Republicans think the problem can be solved with just two words: stingier and shorter. Their proposals would hit future recipients with the double whammy of lower benefits and a later retirement age (an idea Buffett has also floated).
Democrats have lined up solidly behind a bill that goes in the opposite direction. It increases payouts by two percent and sweetens the formula for cost-of-living adjustments (COLAs). The money to pay for it would come from higher payroll taxes, especially on the biggest earners.
Payroll taxes are currently not collected on wages greater than $132,900. The Democratic bill would tax all earnings over $400,000. The rate itself (levied on both workers and employers) would rise 0.1 percent per year from 2020 to 2043, going from the current 6.2 percent to 7.4 percent. The system's actuaries say these changes would keep the fund solvent into the 2090s.
All well and good, but adding a Wall Street boost could make the reform even better. The tax increase could be smaller. The trust fund's solvency could be extended into the 22ndcentury. Millions of workers without workplace retirement plans could reap some of the same stock market gains as workers who have them.
Alicia H. Munnell lives and breathes retirement policy. It was her calling card for a top job in the Clinton Administration. Since then she's been a professor at Boston College, where she founded and directs its Center for Retirement Research. In 2006 she co-authored the definitive book Social Security and the Stock Market.
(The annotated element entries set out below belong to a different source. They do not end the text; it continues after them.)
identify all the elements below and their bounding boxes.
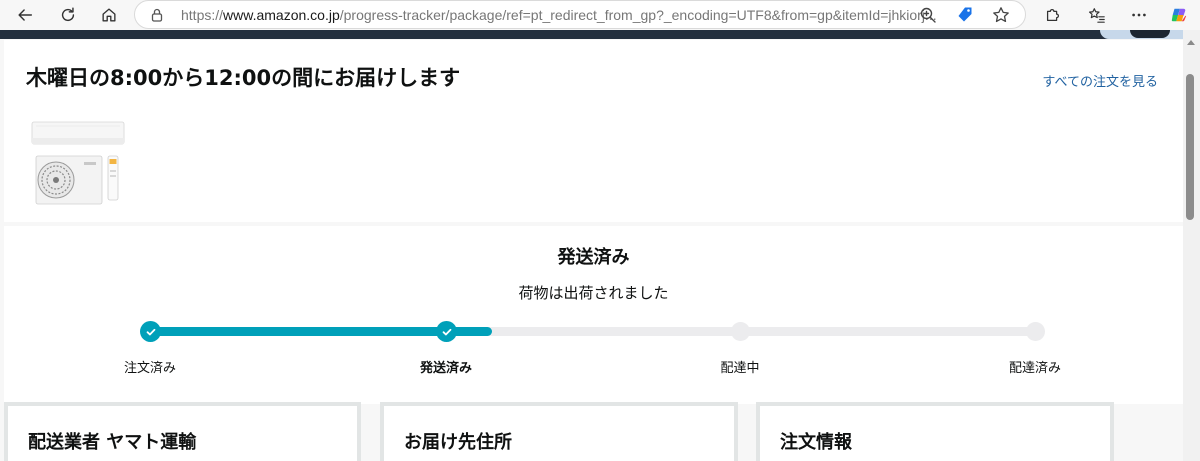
carrier-title: 配送業者 ヤマト運輸: [28, 432, 197, 453]
copilot-icon: [1171, 8, 1187, 22]
more-dots-icon: [1132, 13, 1146, 17]
site-nav-strip: [0, 30, 1183, 39]
status-subtitle: 荷物は出荷されました: [518, 284, 669, 302]
all-orders-link[interactable]: すべての注文を見る: [1042, 71, 1158, 90]
step-shipped-check-icon: [436, 321, 457, 342]
step-delivered-dot: [1026, 322, 1045, 341]
order-info-title: 注文情報: [780, 432, 852, 453]
product-image[interactable]: [30, 118, 126, 208]
back-arrow-icon: [18, 9, 33, 21]
scroll-up-arrow-icon[interactable]: [1187, 40, 1195, 45]
browser-toolbar: https://www.amazon.co.jp/progress-tracke…: [0, 0, 1200, 30]
address-bar[interactable]: https://www.amazon.co.jp/progress-tracke…: [134, 0, 1026, 29]
favorites-list-icon: [1088, 8, 1105, 23]
shipping-address-title: お届け先住所: [404, 432, 512, 453]
favorite-star-icon[interactable]: [992, 6, 1010, 24]
site-nav-accent-dark: [1130, 30, 1170, 38]
puzzle-icon: [1046, 8, 1060, 22]
copilot-button[interactable]: [1166, 2, 1192, 28]
coupon-tag-icon[interactable]: [956, 6, 974, 24]
delivery-estimate-heading: 木曜日の8:00から12:00の間にお届けします: [26, 66, 461, 90]
scrollbar-thumb[interactable]: [1186, 74, 1194, 220]
step-label-delivered: 配達済み: [1008, 361, 1062, 376]
shipping-address-card: お届け先住所: [380, 402, 738, 461]
extensions-button[interactable]: [1040, 2, 1066, 28]
step-label-in-transit: 配達中: [720, 361, 760, 376]
refresh-button[interactable]: [55, 2, 81, 28]
order-info-card: 注文情報: [756, 402, 1114, 461]
home-icon: [102, 8, 116, 22]
zoom-icon[interactable]: [919, 6, 937, 24]
step-in-transit-dot: [731, 322, 750, 341]
step-label-ordered: 注文済み: [123, 361, 177, 376]
home-button[interactable]: [96, 2, 122, 28]
lock-icon[interactable]: [149, 7, 165, 23]
refresh-icon: [61, 7, 75, 22]
status-heading: 発送済み: [557, 247, 630, 268]
carrier-card: 配送業者 ヤマト運輸: [4, 402, 361, 461]
step-label-shipped: 発送済み: [419, 361, 473, 376]
more-menu-button[interactable]: [1126, 2, 1152, 28]
favorites-button[interactable]: [1084, 2, 1110, 28]
back-button[interactable]: [12, 2, 38, 28]
step-ordered-check-icon: [140, 321, 161, 342]
url-text[interactable]: https://www.amazon.co.jp/progress-tracke…: [181, 7, 937, 23]
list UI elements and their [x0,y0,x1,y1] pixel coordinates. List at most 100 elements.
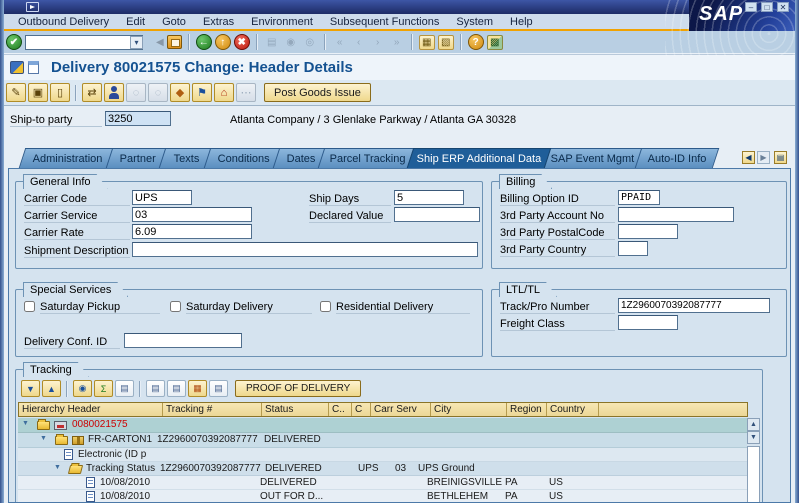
print-icon[interactable]: ▤ [146,380,165,397]
find-next-icon[interactable]: ◎ [302,35,318,50]
command-field[interactable] [25,35,143,50]
tab-ship-erp-additional-data[interactable]: Ship ERP Additional Data [407,148,551,168]
region-value[interactable]: PA [505,491,518,502]
tracking-number[interactable]: 1Z2960070392087777 [160,463,261,474]
delete-icon[interactable]: ▯ [50,83,70,102]
help-icon[interactable]: ? [468,34,484,50]
col-carr-serv[interactable]: Carr Serv [371,403,431,416]
status-value[interactable]: DELIVERED [265,463,322,474]
col-city[interactable]: City [431,403,507,416]
menu-environment[interactable]: Environment [251,16,313,28]
col-region[interactable]: Region [507,403,547,416]
pack-icon[interactable]: ▣ [28,83,48,102]
col-hierarchy-header[interactable]: Hierarchy Header [19,403,163,416]
carrier-code-field[interactable] [132,190,192,205]
find-icon[interactable]: ◉ [283,35,299,50]
layout-icon[interactable]: ▤ [209,380,228,397]
city-value[interactable]: BREINIGSVILLE [427,477,502,488]
tracking-status-label[interactable]: Tracking Status [86,463,155,474]
transfer-icon[interactable]: ⇄ [82,83,102,102]
col-c2[interactable]: C [352,403,371,416]
subtotal-icon[interactable]: ▤ [115,380,134,397]
col-status[interactable]: Status [262,403,329,416]
menu-edit[interactable]: Edit [126,16,145,28]
picking-icon[interactable]: ◆ [170,83,190,102]
next-page-icon[interactable]: › [370,35,386,50]
declared-value-field[interactable] [394,207,480,222]
previous-page-icon[interactable]: ‹ [351,35,367,50]
expander-icon[interactable]: ▼ [54,464,61,471]
edit-icon[interactable]: ✎ [6,83,26,102]
event-date[interactable]: 10/08/2010 [100,491,150,502]
tab-scroll-left-icon[interactable]: ◀ [742,151,755,164]
new-session-icon[interactable]: ▦ [419,35,435,50]
window-restore-button[interactable]: □ [761,2,773,12]
customize-layout-icon[interactable]: ▩ [487,35,503,50]
table-row[interactable]: ▼ Tracking Status 1Z2960070392087777 DEL… [18,462,747,476]
back-icon[interactable]: ← [196,34,212,50]
third-party-account-field[interactable] [618,207,734,222]
menu-help[interactable]: Help [510,16,533,28]
city-value[interactable]: BETHLEHEM [427,491,488,502]
tracking-number[interactable]: 1Z2960070392087777 [157,434,258,445]
col-tracking-number[interactable]: Tracking # [163,403,262,416]
status-value[interactable]: DELIVERED [260,477,317,488]
menu-extras[interactable]: Extras [203,16,234,28]
residential-delivery-checkbox[interactable] [320,301,331,312]
packing-station-icon[interactable]: ⚑ [192,83,212,102]
carrier-service-field[interactable] [132,207,252,222]
delivery-icon[interactable] [10,61,24,74]
scroll-up-icon[interactable]: ▲ [747,418,760,431]
delivery-conf-id-field[interactable] [124,333,242,348]
table-scrollbar[interactable]: ▲ ▼ [747,418,760,503]
expander-icon[interactable]: ▼ [40,435,47,442]
service-value[interactable]: 03 [395,463,406,474]
cancel-icon[interactable]: ✖ [234,34,250,50]
carton-id[interactable]: FR-CARTON1 [88,434,152,445]
menu-outbound-delivery[interactable]: Outbound Delivery [18,16,109,28]
expander-icon[interactable]: ▼ [22,420,29,427]
freight-class-field[interactable] [618,315,678,330]
event-date[interactable]: 10/08/2010 [100,477,150,488]
enter-icon[interactable]: ✔ [6,34,22,50]
menu-goto[interactable]: Goto [162,16,186,28]
scroll-down-icon[interactable]: ▼ [747,431,760,444]
print-icon[interactable]: ▤ [264,35,280,50]
export-icon[interactable]: ▤ [167,380,186,397]
last-page-icon[interactable]: » [389,35,405,50]
shipment-description-field[interactable] [132,242,478,257]
find-icon[interactable]: ◉ [73,380,92,397]
sort-descending-icon[interactable]: ▼ [21,380,40,397]
sum-icon[interactable]: Σ [94,380,113,397]
table-row[interactable]: 10/08/2010 DELIVERED BREINIGSVILLE PA US [18,476,747,490]
menu-system[interactable]: System [456,16,493,28]
carrier-rate-field[interactable] [132,224,252,239]
status-value[interactable]: OUT FOR D... [260,491,323,502]
exit-icon[interactable]: ↑ [215,34,231,50]
billing-option-id-field[interactable] [618,190,660,205]
proof-of-delivery-button[interactable]: PROOF OF DELIVERY [235,380,361,397]
partner-icon[interactable] [104,83,124,102]
country-value[interactable]: US [549,477,563,488]
post-goods-issue-button[interactable]: Post Goods Issue [264,83,371,102]
command-dropdown-icon[interactable]: ▾ [130,36,143,49]
country-value[interactable]: US [549,491,563,502]
tab-parcel-tracking[interactable]: Parcel Tracking [318,148,418,168]
header-details-icon[interactable] [28,61,39,74]
back-triangle-icon[interactable]: ◀ [156,37,164,48]
track-pro-number-field[interactable] [618,298,770,313]
tab-auto-id-info[interactable]: Auto-ID Info [635,148,719,168]
goods-movement-icon[interactable]: ⌂ [214,83,234,102]
col-country[interactable]: Country [547,403,599,416]
tab-list-icon[interactable]: ▤ [774,151,787,164]
tab-scroll-right-icon[interactable]: ▶ [757,151,770,164]
save-icon[interactable] [167,35,182,49]
saturday-delivery-checkbox[interactable] [170,301,181,312]
table-row[interactable]: Electronic (ID p [18,448,747,462]
first-page-icon[interactable]: « [332,35,348,50]
create-shortcut-icon[interactable]: ▧ [438,35,454,50]
tab-conditions[interactable]: Conditions [204,148,284,168]
col-c1[interactable]: C.. [329,403,352,416]
tab-sap-event-mgmt[interactable]: SAP Event Mgmt [540,148,646,168]
ship-to-party-field[interactable] [105,111,171,126]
It's a probing, scholarly work. It doesn't minimize the risks, including the political risks of putting the government in charge of investment decisions. It cites hundreds of facts, including these:
"After all, stocks yield 7 percent after inflation and bonds only 3 percent."
"Two types of government pensions in the United States already invest in equities with no apparent ill effects," the Thrift Savings Program for federal employees and state and local pension funds.